Bring your groms and grind it out at the skatepark



Skateboarding wasn’t a very popular sport where I grew up in Russellville, Arkansas. At my high school, there were five of us interested in skating. We’d go out on weekend nights and skate around town, trying to learn the tricks we’d seen in Thrasher magazine. It wouldn’t be a complete lie to say our community gave us mixed reviews. A few people liked what we did and, occasionally, observers would stop and watch us pop ollies or grind curbs. But more often than not, we got negative feedback. We were asked to leave most businesses by owners or managers. Sometimes there would be yelling or the occasional police siren. In the end, civic leaders made skateboarding illegal downtown, and kids like me didn’t have many other places to go.

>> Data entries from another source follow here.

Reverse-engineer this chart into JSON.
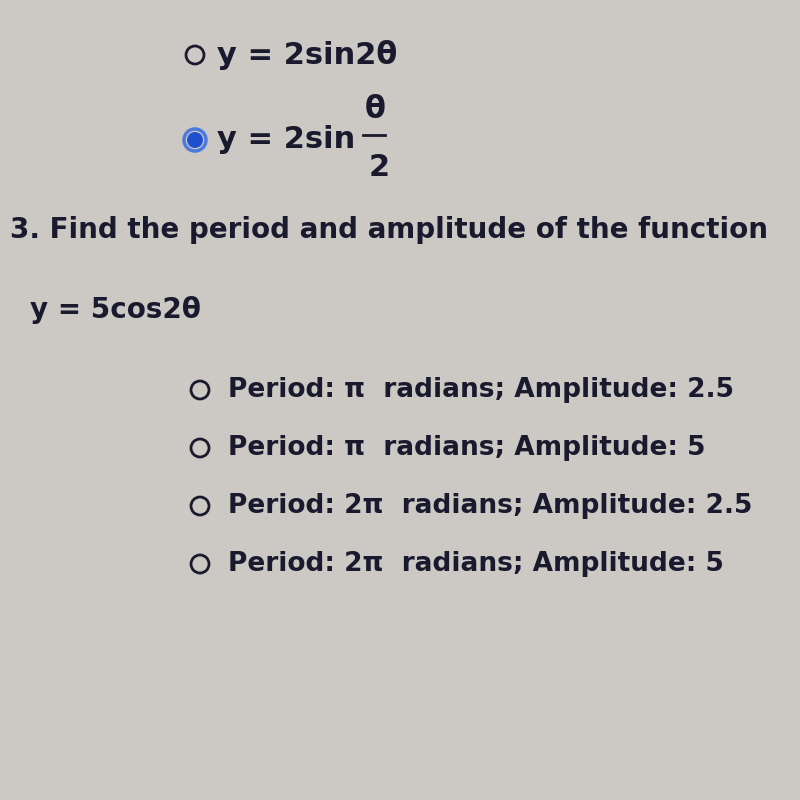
{
  "background_color": "#ccc8c4",
  "title_text": "3. Find the period and amplitude of the function",
  "equation": "y = 5cos2θ",
  "top_option1_text": "y = 2sin2θ",
  "top_option2_text": "y = 2sin ",
  "top_option2_fraction_num": "θ",
  "top_option2_fraction_den": "2",
  "options": [
    "Period: π  radians; Amplitude: 2.5",
    "Period: π  radians; Amplitude: 5",
    "Period: 2π  radians; Amplitude: 2.5",
    "Period: 2π  radians; Amplitude: 5"
  ],
  "text_color": "#1a1a2e",
  "radio_color": "#1a1a2e",
  "selected_radio_fill": "#1e50d0",
  "selected_radio_ring": "#4a7ae0",
  "font_size_main": 20,
  "font_size_eq": 20,
  "font_size_options": 19,
  "font_size_top": 22
}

Twenty-five years later, ollies and grinds are still the tricks of the day for skateboarders. However, this once “criminal” act is now among the most popular sporting activities in the U.S. It’s even become more popular than America’s once beloved pastime, baseball. Along with the sport’s new popularity have come designated places to skate. Many communities are putting in skateparks designed specifically for skateboarders.

In November 2011, Memphis joined Oxford and Little Rock in building a new skatepark — and not just any park — Memphis has one of the best skateparks in the Mid-South. Tobey Park, just off of Central and Hollywood, is a godsend to area skateboarders.

The skatepark at Tobey was designed with both beginner and advanced riders in mind. The 10,000-square-foot park has a street skating area with slanted embankments (simplified to “banks” by skaters) that are great for younger kids, known as groms in skater terms, to learn on, as well as a “micro pipe,” a miniature half-pipe designed for the groms to learn their first tricks. Older, more advanced skaters get to ride the winding “snake run” and a large bowl area that varies from 4- to 8-feet in height.  

If you’re taking young children or new skateboarders without much experience to the park, timing matters. My 5-year-old son and I like to go early on a weekend morning. We arrive before the teens and 20-somethings are even awake, and leave when the mass of older riders begin to show up. At this point, my son enjoys riding down the banks in the street course, and rolling just into the snake run. I walk along side him, ready to grab him should he fall.


He doesn’t really like having his dad next to him; he wants to ride freely through the park. But for now, he’s learning, though I suspect his day of “flowing” the whole park is just around the corner.  

I love sharing one of my favorite, lifelong activities with my son in a safe environment. He is quickly learning both how to ride and the etiquette a day at the park requires. For instance, it is of the utmost importance that you wait your turn. Not waiting your turn (called ‘snaking’ by skaters) can lead to crashes and being ostracized from the rest of the skaters. Nobody likes a snake.

Skatelife Memphis, a skateboarding advocacy group, is offering a clinic to kids and adults who’d like to learn. The clinic will be held Saturday, March 23rd, at 8:30 a.m. Skaters are divided up by ability and taught new skills by advanced riders. Afterwards, there will be a loosely judged competition for kids aged 5 to 16 with prizes from local skateshop sponsors.

Having an activity like skateboarding is an amazing way to connect with your kid. My advice to parents is to stay off the benches and out of the parking lot and come into the park (whether you skate or not). Being there to encourage your child, to offer support for each attempt, is an amazing feeling. And to being there to celebrate your child’s successes is one of the best feelings a parent can have.